Amory was sitting on a painted three-legged stool under a standard lamp, listlessly turning over the pages of a magazine. She hated this place and these people, and only ironically had she asked Dorothy that afternoon whether she would not like to come to this party. And she almost hated her aunt, who was probably still sitting in the little bead-curtained recess on the landing where the cloudy aquarium stood. It seemed to her that if Aunt Jerry must get engaged at thirty-eight, she might at least have done so without giving occasion for this kind of vulgar and familiar comment. But she supposed that that was what the “Young Musical Society” of Miss Addams’s advertisement really meant: gouty flirtations, ping-pong in middle age, having your toes trodden on during scratch dances by stout and breathless partners, and Progressive Whist with twenty-five-years-old stories told between the deals. Amory’s pretty mouth curled: she saw it all with merciless clearness. Glenerne seemed to her to be half ancients trying to be young, and half young people quickly getting old before their time. Oh, that terrible and affable Mr. Edmondson—that awful Mr. Geake—that impossible bank clerk, whatever his name was! And the place itself!
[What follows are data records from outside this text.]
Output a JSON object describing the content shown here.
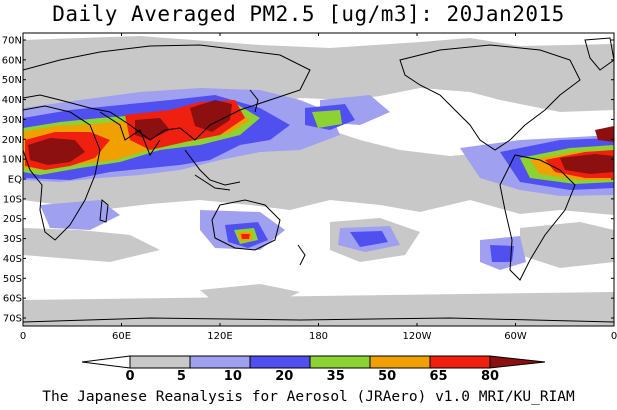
{
  "title": "Daily Averaged PM2.5 [ug/m3]: 20Jan2015",
  "footer": "The Japanese Reanalysis for Aerosol (JRAero) v1.0 MRI/KU_RIAM",
  "lat_labels": [
    "70N",
    "60N",
    "50N",
    "40N",
    "30N",
    "20N",
    "10N",
    "EQ",
    "10S",
    "20S",
    "30S",
    "40S",
    "50S",
    "60S",
    "70S"
  ],
  "lon_labels": [
    "0",
    "60E",
    "120E",
    "180",
    "120W",
    "60W",
    "0"
  ],
  "colorbar": {
    "labels": [
      "0",
      "5",
      "10",
      "20",
      "35",
      "50",
      "65",
      "80"
    ],
    "colors": [
      "#ffffff",
      "#c8c8c8",
      "#a0a0f0",
      "#5050f0",
      "#8cd232",
      "#f0a000",
      "#f02010",
      "#8c1010"
    ]
  },
  "colors": {
    "ocean": "#ffffff",
    "coast": "#000000"
  }
}
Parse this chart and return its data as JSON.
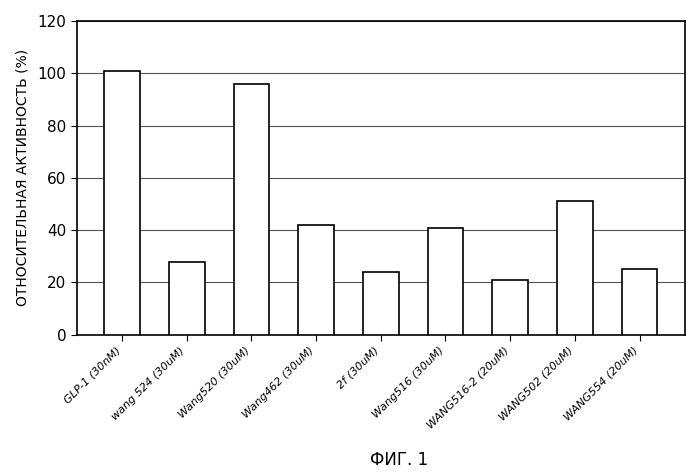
{
  "categories": [
    "GLP-1 (30nM)",
    "wang 524 (30uM)",
    "Wang520 (30uM)",
    "Wang462 (30uM)",
    "2f (30uM)",
    "Wang516 (30uM)",
    "WANG516-2 (20uM)",
    "WANG502 (20uM)",
    "WANG554 (20uM)"
  ],
  "values": [
    101,
    28,
    96,
    42,
    24,
    41,
    21,
    51,
    25
  ],
  "bar_color": "#ffffff",
  "bar_edgecolor": "#000000",
  "ylabel": "ОТНОСИТЕЛЬНАЯ АКТИВНОСТЬ (%)",
  "caption": "ФИГ. 1",
  "ylim": [
    0,
    120
  ],
  "yticks": [
    0,
    20,
    40,
    60,
    80,
    100,
    120
  ],
  "ylabel_fontsize": 10,
  "caption_fontsize": 12,
  "ytick_fontsize": 11,
  "xtick_fontsize": 8,
  "background_color": "#ffffff",
  "figure_facecolor": "#ffffff",
  "grid_color": "#555555",
  "bar_width": 0.55
}
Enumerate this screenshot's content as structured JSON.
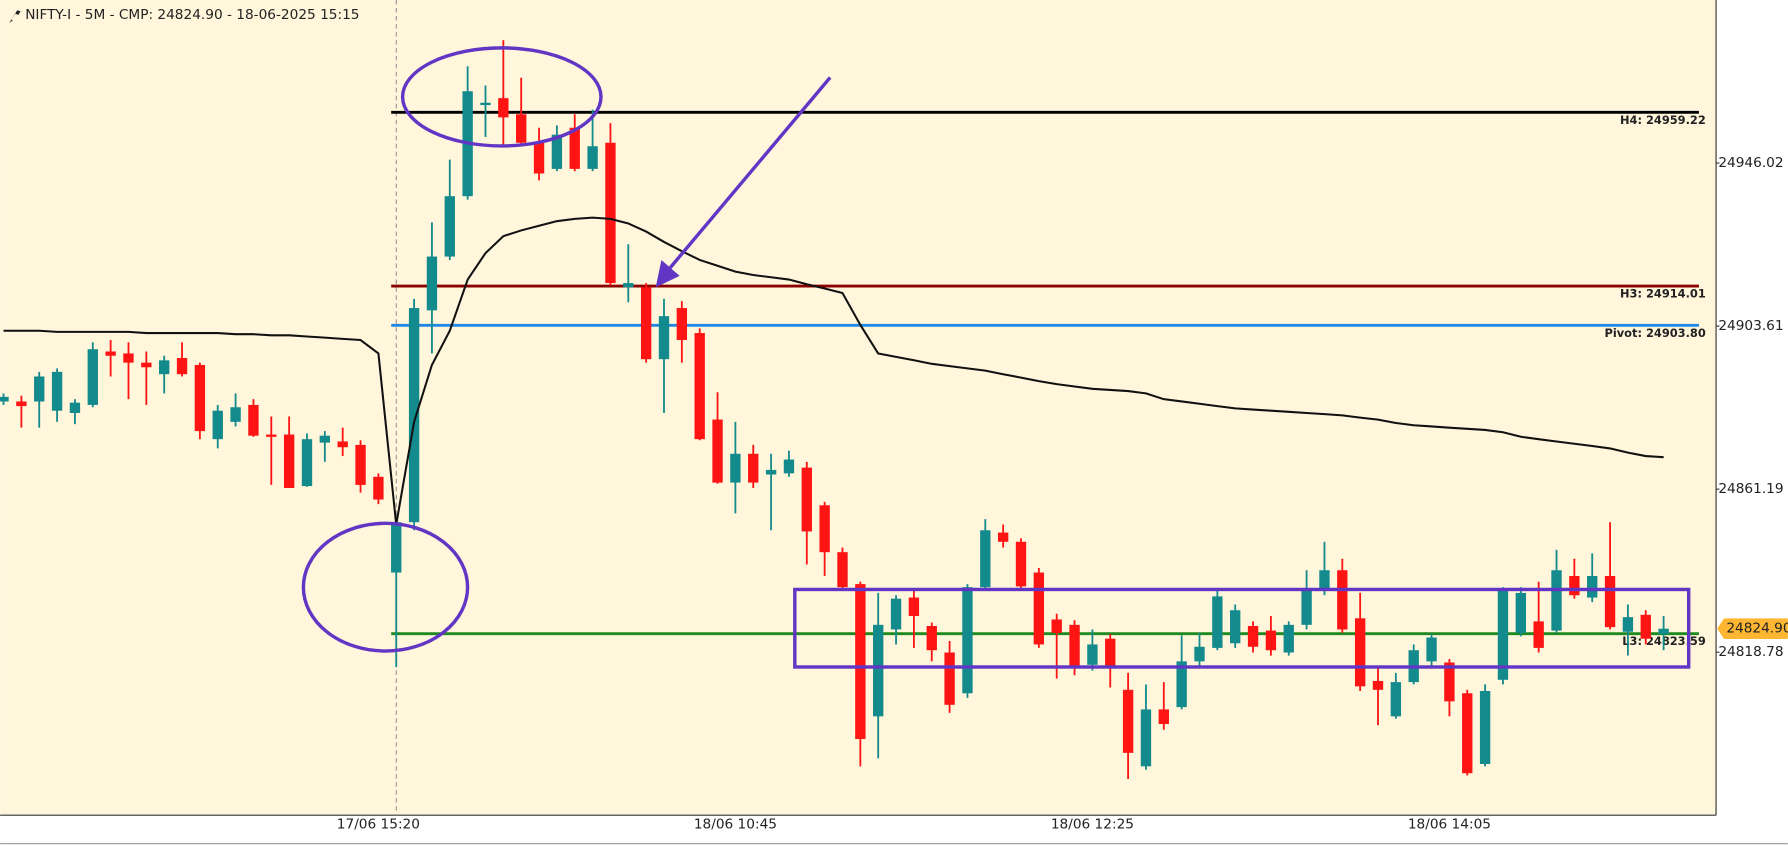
{
  "chart_data": {
    "type": "candlestick",
    "title": "NIFTY-I - 5M - CMP: 24824.90 - 18-06-2025 15:15",
    "categories": [
      null,
      null,
      null,
      null,
      null,
      null,
      null,
      null,
      null,
      null,
      null,
      null,
      null,
      null,
      null,
      null,
      null,
      null,
      null,
      null,
      null,
      "17/06 15:20",
      null,
      null,
      null,
      null,
      null,
      null,
      null,
      null,
      null,
      null,
      null,
      null,
      null,
      null,
      null,
      null,
      null,
      null,
      null,
      "18/06 10:45",
      null,
      null,
      null,
      null,
      null,
      null,
      null,
      null,
      null,
      null,
      null,
      null,
      null,
      null,
      null,
      null,
      null,
      null,
      null,
      "18/06 12:25",
      null,
      null,
      null,
      null,
      null,
      null,
      null,
      null,
      null,
      null,
      null,
      null,
      null,
      null,
      null,
      null,
      null,
      null,
      null,
      "18/06 14:05",
      null,
      null,
      null,
      null,
      null,
      null,
      null,
      null,
      null,
      null,
      null,
      null
    ],
    "open": [
      24884.0,
      24884.0,
      24884.0,
      24881.6,
      24881.0,
      24883.1,
      24897.0,
      24896.5,
      24894.1,
      24891.1,
      24895.3,
      24893.5,
      24874.2,
      24878.7,
      24883.1,
      24875.4,
      24875.4,
      24862.0,
      24873.3,
      24873.6,
      24872.7,
      24864.4,
      24839.5,
      24852.6,
      24907.7,
      24921.7,
      24937.4,
      24961.1,
      24962.9,
      24958.7,
      24951.3,
      24944.5,
      24955.2,
      24944.5,
      24951.3,
      24913.7,
      24913.7,
      24895.0,
      24908.3,
      24901.8,
      24879.3,
      24862.9,
      24870.4,
      24865.0,
      24865.3,
      24866.8,
      24857.0,
      24844.8,
      24836.5,
      24802.1,
      24824.7,
      24833.0,
      24825.6,
      24818.7,
      24808.1,
      24835.7,
      24849.9,
      24847.5,
      24839.5,
      24827.3,
      24825.9,
      24815.5,
      24822.3,
      24809.0,
      24789.1,
      24803.9,
      24804.5,
      24816.4,
      24819.9,
      24821.1,
      24825.6,
      24824.4,
      24818.7,
      24825.9,
      24835.1,
      24840.1,
      24827.6,
      24811.3,
      24802.1,
      24811.0,
      24816.4,
      24816.1,
      24808.1,
      24789.7,
      24811.6,
      24823.8,
      24826.8,
      24824.4,
      24838.6,
      24833.0,
      24838.6,
      24824.1,
      24828.5,
      24823.5
    ],
    "high": [
      24886.1,
      24885.5,
      24891.7,
      24892.6,
      24884.6,
      24899.4,
      24900.0,
      24899.4,
      24897.0,
      24895.9,
      24899.4,
      24894.1,
      24883.1,
      24886.1,
      24884.6,
      24880.1,
      24880.1,
      24875.7,
      24876.3,
      24877.2,
      24873.9,
      24865.3,
      24853.4,
      24910.7,
      24930.6,
      24946.9,
      24971.2,
      24966.2,
      24978.0,
      24968.2,
      24955.2,
      24955.8,
      24958.7,
      24959.9,
      24956.4,
      24924.9,
      24914.8,
      24910.7,
      24910.1,
      24903.0,
      24886.4,
      24878.7,
      24872.7,
      24870.4,
      24871.2,
      24868.3,
      24857.9,
      24846.0,
      24837.1,
      24834.2,
      24833.6,
      24835.4,
      24826.5,
      24821.7,
      24836.5,
      24853.4,
      24852.0,
      24848.4,
      24840.7,
      24828.8,
      24827.1,
      24824.7,
      24823.5,
      24813.4,
      24810.4,
      24811.0,
      24823.2,
      24823.8,
      24834.8,
      24831.2,
      24826.8,
      24828.2,
      24826.8,
      24840.1,
      24847.5,
      24843.1,
      24834.2,
      24814.9,
      24813.4,
      24820.8,
      24823.5,
      24817.0,
      24809.0,
      24810.4,
      24835.7,
      24835.7,
      24837.1,
      24845.4,
      24843.1,
      24844.5,
      24852.6,
      24831.2,
      24829.7,
      24828.2
    ],
    "low": [
      24883.1,
      24877.2,
      24877.2,
      24878.7,
      24878.1,
      24882.5,
      24890.5,
      24884.6,
      24883.1,
      24886.1,
      24890.5,
      24874.2,
      24871.8,
      24877.5,
      24874.8,
      24862.3,
      24861.5,
      24861.8,
      24868.3,
      24869.8,
      24860.3,
      24857.3,
      24814.9,
      24850.5,
      24896.5,
      24920.8,
      24936.5,
      24952.8,
      24950.4,
      24950.4,
      24941.5,
      24943.9,
      24943.9,
      24943.9,
      24914.2,
      24909.8,
      24894.1,
      24881.0,
      24894.1,
      24873.9,
      24862.6,
      24854.9,
      24861.5,
      24850.5,
      24864.4,
      24841.6,
      24838.6,
      24835.1,
      24789.1,
      24791.2,
      24820.8,
      24819.9,
      24816.4,
      24803.0,
      24806.9,
      24834.8,
      24846.0,
      24834.8,
      24819.9,
      24811.9,
      24812.8,
      24814.0,
      24809.6,
      24785.8,
      24788.2,
      24798.6,
      24803.9,
      24814.9,
      24819.3,
      24819.9,
      24818.7,
      24817.9,
      24817.9,
      24824.7,
      24833.6,
      24823.8,
      24808.7,
      24799.8,
      24801.5,
      24810.4,
      24814.9,
      24802.1,
      24786.7,
      24789.1,
      24810.4,
      24822.9,
      24818.7,
      24823.8,
      24832.7,
      24831.8,
      24824.7,
      24817.9,
      24820.8,
      24819.3
    ],
    "close": [
      24885.2,
      24882.8,
      24890.5,
      24891.7,
      24883.7,
      24897.6,
      24895.9,
      24894.1,
      24892.9,
      24894.7,
      24891.1,
      24876.3,
      24881.6,
      24882.5,
      24875.1,
      24874.8,
      24861.5,
      24874.2,
      24875.1,
      24872.1,
      24862.3,
      24858.5,
      24852.6,
      24908.3,
      24921.7,
      24937.4,
      24964.7,
      24961.7,
      24957.9,
      24951.3,
      24943.3,
      24953.4,
      24944.5,
      24950.4,
      24914.8,
      24914.8,
      24895.0,
      24906.2,
      24900.0,
      24874.2,
      24862.9,
      24870.4,
      24862.9,
      24866.2,
      24868.9,
      24850.2,
      24844.8,
      24835.7,
      24796.2,
      24825.9,
      24832.7,
      24828.2,
      24819.3,
      24805.1,
      24835.7,
      24850.5,
      24847.5,
      24835.9,
      24820.8,
      24823.8,
      24814.9,
      24820.8,
      24814.9,
      24792.6,
      24803.9,
      24800.1,
      24816.4,
      24820.2,
      24833.3,
      24829.7,
      24820.2,
      24819.3,
      24825.9,
      24835.4,
      24840.1,
      24824.7,
      24809.9,
      24809.0,
      24811.0,
      24819.3,
      24822.6,
      24806.0,
      24787.3,
      24808.7,
      24834.8,
      24834.2,
      24819.9,
      24840.1,
      24833.6,
      24838.6,
      24825.3,
      24827.9,
      24822.3,
      24824.9
    ],
    "up_color": "#138a8c",
    "down_color": "#ff1414",
    "line": {
      "color": "#111111",
      "values": [
        24902.4,
        24902.4,
        24902.4,
        24902.1,
        24902.1,
        24902.1,
        24902.1,
        24902.1,
        24901.8,
        24901.8,
        24901.8,
        24901.8,
        24901.8,
        24901.5,
        24901.5,
        24901.2,
        24901.2,
        24900.9,
        24900.6,
        24900.3,
        24900.0,
        24896.5,
        24852.0,
        24878.7,
        24893.5,
        24902.4,
        24915.7,
        24922.6,
        24927.0,
        24928.5,
        24929.7,
        24930.9,
        24931.5,
        24931.8,
        24931.5,
        24930.3,
        24928.2,
        24925.5,
        24923.1,
        24920.8,
        24919.3,
        24917.8,
        24916.9,
        24916.3,
        24915.7,
        24914.5,
        24913.4,
        24912.2,
        24903.9,
        24896.5,
        24895.6,
        24894.7,
        24893.8,
        24893.2,
        24892.6,
        24892.0,
        24891.1,
        24890.2,
        24889.3,
        24888.5,
        24887.9,
        24887.3,
        24887.0,
        24886.7,
        24886.1,
        24884.6,
        24884.0,
        24883.4,
        24882.8,
        24882.2,
        24881.9,
        24881.6,
        24881.3,
        24881.0,
        24880.7,
        24880.4,
        24879.8,
        24879.3,
        24878.4,
        24877.8,
        24877.5,
        24877.2,
        24876.9,
        24876.6,
        24876.0,
        24874.8,
        24874.2,
        24873.6,
        24873.0,
        24872.4,
        24871.8,
        24870.7,
        24869.8,
        24869.5
      ]
    },
    "levels": [
      {
        "label": "H4: 24959.22",
        "value": 24959.22,
        "color": "#000000"
      },
      {
        "label": "H3: 24914.01",
        "value": 24914.01,
        "color": "#8b0000"
      },
      {
        "label": "Pivot: 24903.80",
        "value": 24903.8,
        "color": "#1e88e5"
      },
      {
        "label": "L3: 24823.59",
        "value": 24823.59,
        "color": "#1f8a1f"
      }
    ],
    "cmp": {
      "value": 24824.9,
      "label": "24824.90",
      "color": "#ffb733"
    },
    "ylim": [
      24776.38,
      24988.43
    ],
    "yticks": [
      24818.78,
      24861.19,
      24903.61,
      24946.02
    ],
    "grid": false
  }
}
These Nottingham lace curtains, with the dreary joke of the artificial spiders crawling upon them, and the macramé-hung mantelpieces, and the Japanese joy-bells tinkling on the chandelier, when, with plain brown or green paper, and a stencilled frieze in two colours, and a Japanese print or two put just in the right places, and a few chosen books here and there, even Glenerne might have been made quite passable!... She was glad she was going to Cheyne Walk. She would at least be among her own people and her own surroundings there!

She wished herself in Cheyne Walk at that moment when Mr. Edmondson walked up to her where she sat. It never seemed to occur to Mr. Edmondson that his company might not be at all times desirable, and she almost shrank from him as she found her great fir-cone of red-gold hair only an inch or two from his green knitted waistcoat. At a greater distance, she sometimes glanced at this waistcoat with interest, as if, in this place where the old became young again at the expense of their juniors, she expected Mr. Edmondson to become visibly stouter from day to day. Mr. Edmondson spoke now with idiotic cheerfulness.

“Looking at pictures, eh?” he said parentally. “Don’t you get a bit fed-up with ’em after a whole day of it?”

“No,” said Amory.

“Don’t you, really! Well, I must say illusterated papers have made great strides this last few years. Who’d ha’ thought of a Daily Spec a few years ago? And we think nothing about it now. I see ’em out o’ my little window once the morning rush slacks off a bit—the bookstall’s just opposight—they chuck their ha’pennies down one after another—‘Spec!’ they say—never think twice about it.”

“Oh?” said Amory. Mr. Edmondson might have been the historian of modern journalism, looking back. He continued.

“’Uge circulation it must have; why, I’ve known ’em get through as many as thirty-eight quires in a single morning at our place alone; somebody must make some money out of it! I forget what their divvy is.—But I wonder you don’t get fed-up with pictures for all that. It’ll be like me dealing out tickets instead of cards for whist.”

“Almost the same,” said Amory.

Mr. Edmondson looked at her for a moment suspiciously, as if he thought she was getting at him. Not very long before, Mr. Edmondson would have resented being got at by girls, especially in his green waistcoat; but he had grown soberer and more tolerant since then. He went avuncularly on.